Rosa Maria ........intentou no Tribunal da comarca de Barcelos uma acção com processo ordinário contra Maria ......., pedindo que esta seja condenada: a) "a ver declarar que o verdadeiro adquirente e dono do prédio misto descrito no artigo 13 desta petição, titulado por escritura de 28/12/1976, outorgada no 2º Cartório Notarial de Barcelos, foi o falecido pai da autora, José ...... e não a ora ré, que não passou de uma adquirente fingida, para enganar e prejudicar a autora, ocultando o património de seu pai e privando-a da herança deste"; b) "e quando assim se não entenda, condenar-se em todo o caso a ré a restituir o prédio à autora, por ter abusado da procuração que tinha de seu irmão para comprar prédios, adquirindo abusivamente para si e contra os interesses do mandante e da autora, o prédio descrito no artigo 13 desta petição ( artigos 258 e alíneas a) e e) do artigo 1161, artigos 1178 e nº 1 do artigo 1181, todos do Código Civil )"; c) "a restituir à autora o prédio descrito no artigo 13 desta petição com todos os rendimentos produzidos pelo aludido prédio desde a data do falecimento de José ..... - 17 de Setembro de 1988 - e até que pague e entregue o prédio conforme se liquidar em execução de sentença e tudo acrescido dos juros de mora à taxa legal que, ao presente, é de 15%"; d) "a ver declarar cancelado qualquer registo predial a favor da ré".
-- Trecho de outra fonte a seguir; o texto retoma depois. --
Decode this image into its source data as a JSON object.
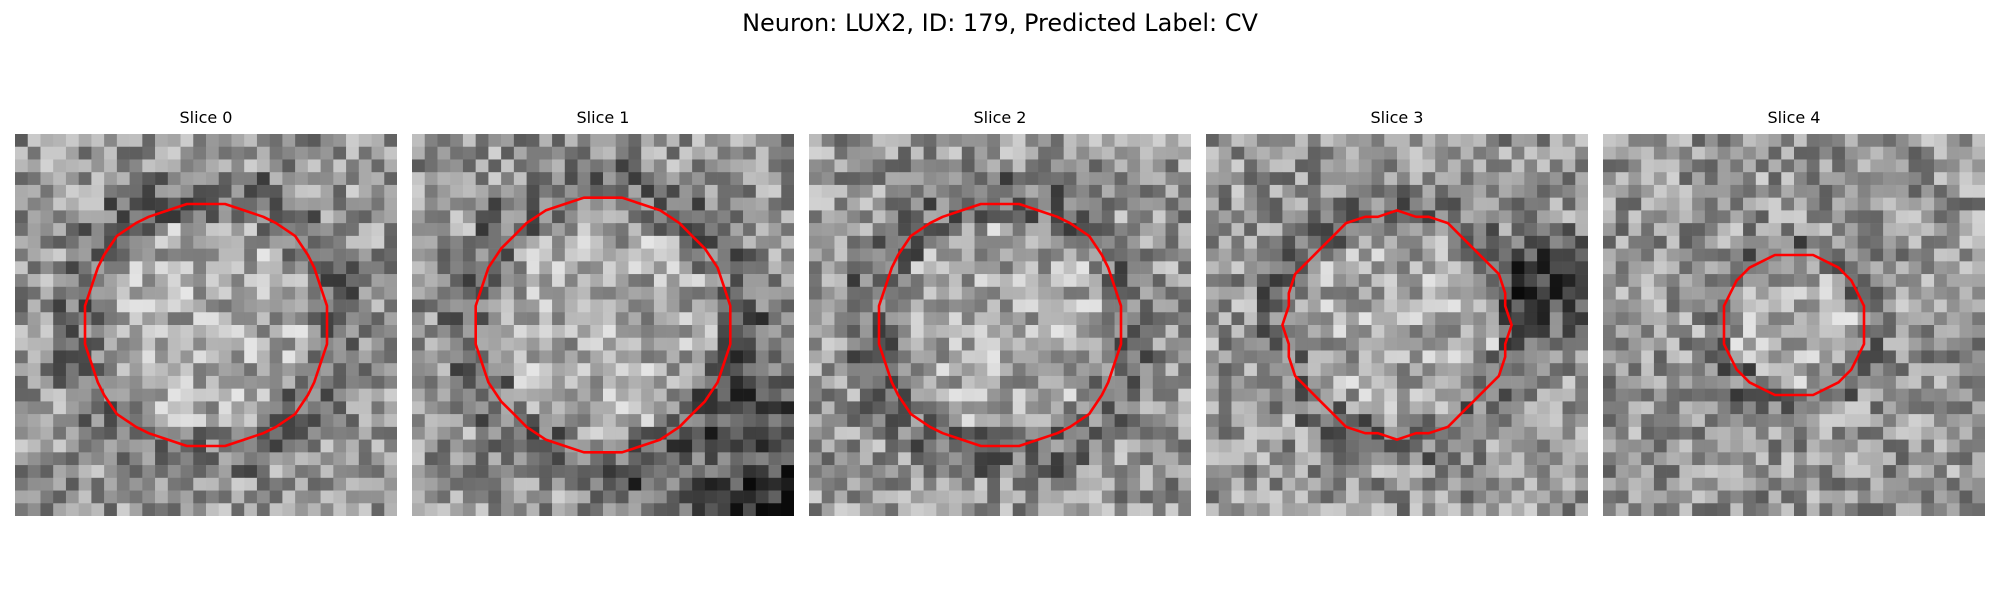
{
  "figure": {
    "title": "Neuron: LUX2, ID: 179, Predicted Label: CV"
  },
  "colors": {
    "background": "#ffffff",
    "contour": "#ff0000"
  },
  "panels": [
    {
      "title": "Slice 0",
      "contour_radius": 0.33,
      "seed": 11,
      "dark_corner": "none"
    },
    {
      "title": "Slice 1",
      "contour_radius": 0.34,
      "seed": 23,
      "dark_corner": "bottom-right"
    },
    {
      "title": "Slice 2",
      "contour_radius": 0.33,
      "seed": 37,
      "dark_corner": "none"
    },
    {
      "title": "Slice 3",
      "contour_radius": 0.3,
      "seed": 41,
      "dark_corner": "top-right"
    },
    {
      "title": "Slice 4",
      "contour_radius": 0.19,
      "seed": 53,
      "dark_corner": "none"
    }
  ]
}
A ré contestou, dizendo designadamente que foi com dinheiro seu, embora em parte proveniente de mútuo, que comprou para si o prédio em causa.
Realizada a audiência de julgamento, foi proferida sentença, que julgou a acção improcedente.
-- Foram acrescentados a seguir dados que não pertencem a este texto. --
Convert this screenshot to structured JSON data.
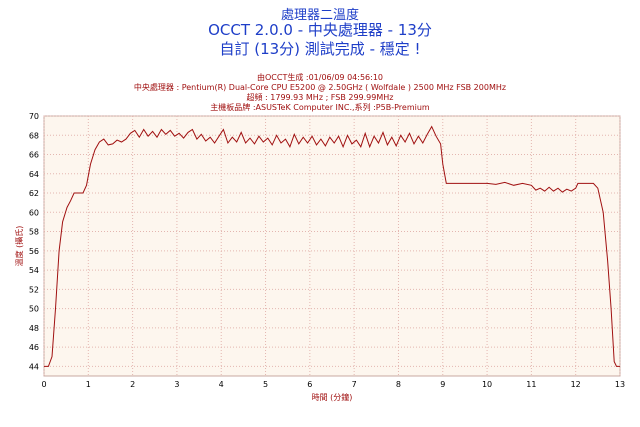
{
  "header": {
    "title_line1": "處理器二溫度",
    "title_line2": "OCCT 2.0.0 - 中央處理器 - 13分",
    "title_line3": "自訂 (13分) 測試完成 - 穩定 !"
  },
  "info": {
    "generated": "由OCCT生成 :01/06/09 04:56:10",
    "cpu": "中央處理器 : Pentium(R) Dual-Core CPU E5200 @ 2.50GHz ( Wolfdale ) 2500 MHz FSB 200MHz",
    "clock": "超頻 : 1799.93 MHz ; FSB 299.99MHz",
    "board": "主機板品牌 :ASUSTeK Computer INC.,系列 :P5B-Premium"
  },
  "colors": {
    "title": "#1e3ec8",
    "info": "#a01010",
    "line": "#a01010",
    "plot_bg": "#fdf6ee",
    "grid": "#e3b6b0"
  },
  "chart_data": {
    "type": "line",
    "title": "處理器二溫度",
    "xlabel": "時間 (分鐘)",
    "ylabel": "溫度 (攝氏)",
    "xlim": [
      0,
      13
    ],
    "ylim": [
      43,
      70
    ],
    "x_ticks": [
      "0",
      "1",
      "2",
      "3",
      "4",
      "5",
      "6",
      "7",
      "8",
      "9",
      "10",
      "11",
      "12",
      "13"
    ],
    "y_ticks": [
      "44",
      "46",
      "48",
      "50",
      "52",
      "54",
      "56",
      "58",
      "60",
      "62",
      "64",
      "66",
      "68",
      "70"
    ],
    "grid": true,
    "series": [
      {
        "points": [
          [
            0,
            44
          ],
          [
            0.1,
            44
          ],
          [
            0.18,
            45
          ],
          [
            0.26,
            50
          ],
          [
            0.34,
            56
          ],
          [
            0.42,
            59
          ],
          [
            0.52,
            60.5
          ],
          [
            0.6,
            61.2
          ],
          [
            0.68,
            62
          ],
          [
            0.78,
            62
          ],
          [
            0.88,
            62
          ],
          [
            0.96,
            62.8
          ],
          [
            1.05,
            65
          ],
          [
            1.15,
            66.5
          ],
          [
            1.25,
            67.3
          ],
          [
            1.35,
            67.6
          ],
          [
            1.45,
            67
          ],
          [
            1.55,
            67.1
          ],
          [
            1.65,
            67.5
          ],
          [
            1.75,
            67.3
          ],
          [
            1.85,
            67.6
          ],
          [
            1.95,
            68.2
          ],
          [
            2.05,
            68.5
          ],
          [
            2.15,
            67.8
          ],
          [
            2.25,
            68.6
          ],
          [
            2.35,
            67.9
          ],
          [
            2.45,
            68.4
          ],
          [
            2.55,
            67.8
          ],
          [
            2.65,
            68.6
          ],
          [
            2.75,
            68.1
          ],
          [
            2.85,
            68.5
          ],
          [
            2.95,
            67.9
          ],
          [
            3.05,
            68.2
          ],
          [
            3.15,
            67.7
          ],
          [
            3.25,
            68.3
          ],
          [
            3.35,
            68.6
          ],
          [
            3.45,
            67.6
          ],
          [
            3.55,
            68.1
          ],
          [
            3.65,
            67.4
          ],
          [
            3.75,
            67.8
          ],
          [
            3.85,
            67.2
          ],
          [
            3.95,
            67.9
          ],
          [
            4.05,
            68.6
          ],
          [
            4.15,
            67.2
          ],
          [
            4.25,
            67.8
          ],
          [
            4.35,
            67.3
          ],
          [
            4.45,
            68.3
          ],
          [
            4.55,
            67.2
          ],
          [
            4.65,
            67.7
          ],
          [
            4.75,
            67.1
          ],
          [
            4.85,
            67.9
          ],
          [
            4.95,
            67.3
          ],
          [
            5.05,
            67.7
          ],
          [
            5.15,
            67.0
          ],
          [
            5.25,
            68.0
          ],
          [
            5.35,
            67.2
          ],
          [
            5.45,
            67.6
          ],
          [
            5.55,
            66.8
          ],
          [
            5.65,
            68.1
          ],
          [
            5.75,
            67.1
          ],
          [
            5.85,
            67.8
          ],
          [
            5.95,
            67.2
          ],
          [
            6.05,
            67.9
          ],
          [
            6.15,
            67.0
          ],
          [
            6.25,
            67.6
          ],
          [
            6.35,
            66.9
          ],
          [
            6.45,
            67.8
          ],
          [
            6.55,
            67.2
          ],
          [
            6.65,
            67.9
          ],
          [
            6.75,
            66.8
          ],
          [
            6.85,
            68.0
          ],
          [
            6.95,
            67.1
          ],
          [
            7.05,
            67.5
          ],
          [
            7.15,
            66.8
          ],
          [
            7.25,
            68.2
          ],
          [
            7.35,
            66.8
          ],
          [
            7.45,
            67.9
          ],
          [
            7.55,
            67.2
          ],
          [
            7.65,
            68.3
          ],
          [
            7.75,
            67.0
          ],
          [
            7.85,
            67.8
          ],
          [
            7.95,
            66.9
          ],
          [
            8.05,
            68.0
          ],
          [
            8.15,
            67.3
          ],
          [
            8.25,
            68.2
          ],
          [
            8.35,
            67.1
          ],
          [
            8.45,
            67.9
          ],
          [
            8.55,
            67.2
          ],
          [
            8.65,
            68.1
          ],
          [
            8.75,
            68.9
          ],
          [
            8.85,
            67.9
          ],
          [
            8.95,
            67.1
          ],
          [
            9.0,
            65
          ],
          [
            9.08,
            63
          ],
          [
            9.2,
            63
          ],
          [
            9.5,
            63
          ],
          [
            9.8,
            63
          ],
          [
            10.0,
            63
          ],
          [
            10.2,
            62.9
          ],
          [
            10.4,
            63.1
          ],
          [
            10.6,
            62.8
          ],
          [
            10.8,
            63
          ],
          [
            11.0,
            62.8
          ],
          [
            11.1,
            62.3
          ],
          [
            11.2,
            62.5
          ],
          [
            11.3,
            62.2
          ],
          [
            11.4,
            62.6
          ],
          [
            11.5,
            62.2
          ],
          [
            11.6,
            62.5
          ],
          [
            11.7,
            62.1
          ],
          [
            11.8,
            62.4
          ],
          [
            11.9,
            62.2
          ],
          [
            12.0,
            62.5
          ],
          [
            12.05,
            63
          ],
          [
            12.2,
            63
          ],
          [
            12.4,
            63
          ],
          [
            12.5,
            62.5
          ],
          [
            12.62,
            60
          ],
          [
            12.72,
            55
          ],
          [
            12.8,
            50
          ],
          [
            12.87,
            44.5
          ],
          [
            12.92,
            44
          ],
          [
            13.0,
            44
          ]
        ]
      }
    ]
  }
}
A autora interpôs recurso da sentença.
Diz nas conclusões da sua alegação que se violaram os artigos 217, nº 2, 241 e 244 do Código Civil e que os fundamentos invocados na sentença estão em oposição com a decisão absolutória, pelo que a sentença seria nula por violação do artigo 668 do Código de Processo Civil.
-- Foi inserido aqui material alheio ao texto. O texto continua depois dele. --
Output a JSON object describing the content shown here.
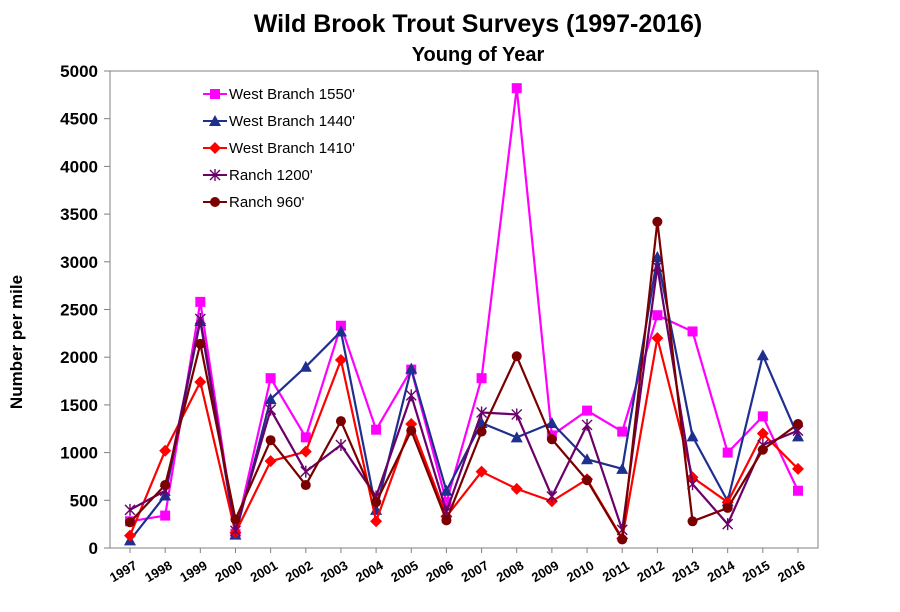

Pede se revogue a sentença, "julgando-se parcialmente procedente e provada a acção, ou sejam os pedidos formulados pela autora e ora apelante, na medida e nos limites da matéria de facto dada como provada pelo acórdão do Tribunal Colectivo".
A recorrida contra-alegou.
Factos provados, referentes ao objecto da acção:
"A autora Rosa Maria ......., nascida em 31 de Maio de 1933, está registada como filha de Maria de Fátima ........e foi reconhecida judicialmente como filha de José ......, natural da freguesia de ..........., concelho de Ponte de Lima, por sentença de 14 de Maio de 1976, transitada em julgado, do Tribunal Judicial de Ponte de Lima ( conforme certidão de folhas 93 )".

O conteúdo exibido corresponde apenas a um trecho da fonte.